Function

Written by:

Ylva B Almquist

Basic command

reg depvar indepvars

Explanations
`depvar`	Insert the name of the y-variable.
`indepvars`	Insert the name of the x-variable(s) that you want to use.

Short names
`reg`	Regress

More information
help regress

A walk-through of the output

When we perform a linear regression in Stata, the table looks like this:

In this example, yvar ranges between 0 and 10, whereas xvar1 is a binary (0/1) variable and xvar2 is a continuous variable ranging between 100 and 500.

The upper left part of the table is an ANOVA table which shows distribution of variance. This is what the different columns mean:

Source	The Total variance is partitioned into Model and Residual. The former is the variance that can be explained by the Model, i.e. the x-variable(s) that we include. The latter is the variance which cannot be explained by the model.
SS	The sum of squares (SS) associated with the sources of variance.
Df	The degrees of freedom (df) associated with the sources of variance.
MS	The mean squares (MS), which is the sum of squares divided by the degrees of freedom.

The upper right part shows the overall model fit. This is what the different rows mean:

Number of obs	The number of observations included in the model.
F	F-value, calculated as the mean square model divided by the mean square residual.
Prob > F	The p-value associated with the F-value. If the p-value is below 0.05, it means that the x-variable(s) reliably predict the y-variable.
R-squared	The proportion of variance in the y-var that can be explained by the x-variable(s).
Adj R-squared	Same as R-squared, but accounts for the overlap in the variance explain by each x-variable.
Root MSE	Root mean square error (RMSE). This can be seen as a measure of accuracy (the lower the RMSE, the less errors, i.e. the better the predictive power).

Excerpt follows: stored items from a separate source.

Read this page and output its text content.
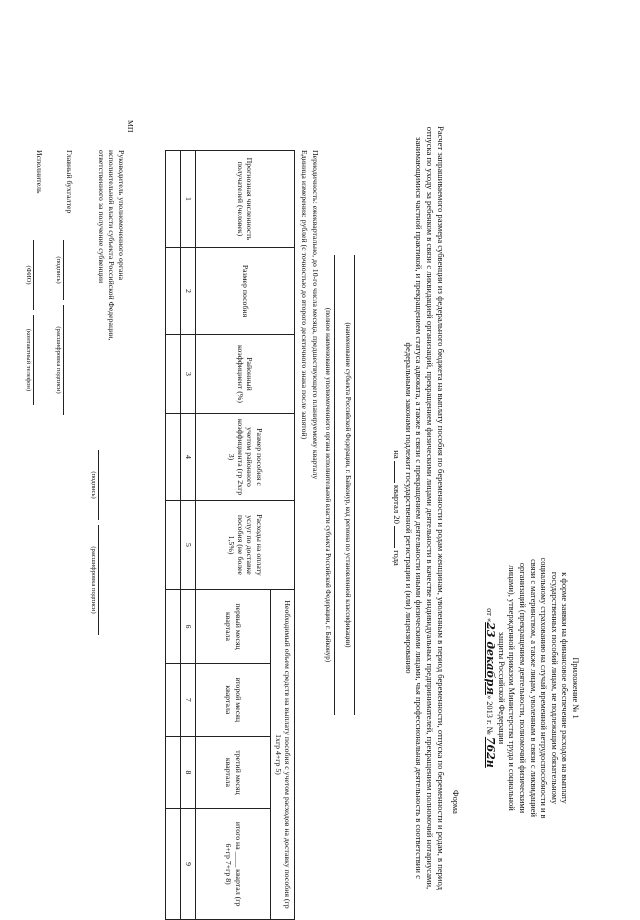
Приложение № 1
к форме заявки на финансовое обеспечение расходов на выплату
государственных пособий лицам, не подлежащим обязательному
социальному страхованию на случай временной нетрудоспособности и в
связи с материнством, а также лицам, уволенным в связи с ликвидацией
организаций (прекращением деятельности, полномочий физическими
лицами), утвержденной приказом Министерства труда и социальной
защиты Российской Федерации
от «23 декабря» 2013 г. № 762н
Форма
Расчет запрашиваемого размера субвенции из федерального бюджета на выплату пособия по беременности и родам женщинам, уволенным в период беременности, отпуска по беременности и родам, в период отпуска по уходу за ребенком в связи с ликвидацией организаций, прекращением физическими лицами деятельности в качестве индивидуальных предпринимателей, прекращением полномочий нотариусами, занимающимися частной практикой, и прекращением статуса адвоката, а также в связи с прекращением деятельности иными физическими лицами, чья профессиональная деятельность в соответствии с федеральными законами подлежит государственной регистрации и (или) лицензированию
на  квартал 20  года
(наименование субъекта Российской Федерации, г. Байконур, код региона по установленной классификации)
(полное наименование уполномоченного органа исполнительной власти субъекта Российской Федерации, г. Байконур)
Периодичность: ежеквартально, до 10-го числа месяца, предшествующего планируемому кварталу
Единица измерения: рублей (с точностью до второго десятичного знака после запятой)
Прогнозная численность получателей (человек)	Размер пособия	Районный коэффициент (%)	Размер пособия с учетом районного коэффициента (гр 2хгр 3)	Расходы на оплату услуг по доставке пособия (не более 1,5%)	Необходимый объем средств на выплату пособия с учетом расходов на доставку пособия (гр 1хгр 4+гр 5)			
					первый месяц квартала	второй месяц квартала	третий месяц квартала	итого на ____ квартал (гр 6+гр 7+гр 8)
1	2	3	4	5	6	7	8	9

МП
Руководитель уполномоченного органа
исполнительной власти субъекта Российской Федерации,
ответственного за получение субвенции
(подпись)
(расшифровка подписи)
Главный бухгалтер
(подпись)
(расшифровка подписи)
Исполнитель
(ФИО)
(контактный телефон)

The lower part of the table presents the parameter estimates from the analysis.

	The first column lists the y-variable on top, followed by our x-variable(s). The last row represents the constant (intercept).
Coef.	These are the B coefficients.
Std. Err.	The standard errors associated with the B coefficients.
t	T-value (B coefficient divided by its standard error).
P>\|t\|	P-value.
[95% Conf. Interval]	95% confidence intervals (lower limit and upper limit).

The analytical sample used for the examples

In the subsequent sections, we will use the following variables:

Dataset

StataData1.dta

Variable name	gpa
Variable label	Grade point average (Age 15, Year 1985)
Value labels	N/A

Variable name	cognitive
Variable label	Cognitive test score (Age 15, Year 1985)
Value labels	N/A

Variable name	bullied
Variable label	Exposure to bullying (Age 15, Year 1985)
Value labels	0=No 1=Yes

Variable name	skipped
Variable label	Skipped class (Age 15, Year 1985)
Value labels	1=Never 2=Sometimes 3=Often

sum gpa cognitive bullied skipped

We define our analytical sample through the following command:

gen pop_linear=1 if gpa!=. & cognitive!=. & bullied!=. & skipped!=.

This means that new the variable pop_linear gets the value 1 if the four variables do not have missing information. In this case, we have 8,136 individuals that are included in our analytical sample.

tab pop_linear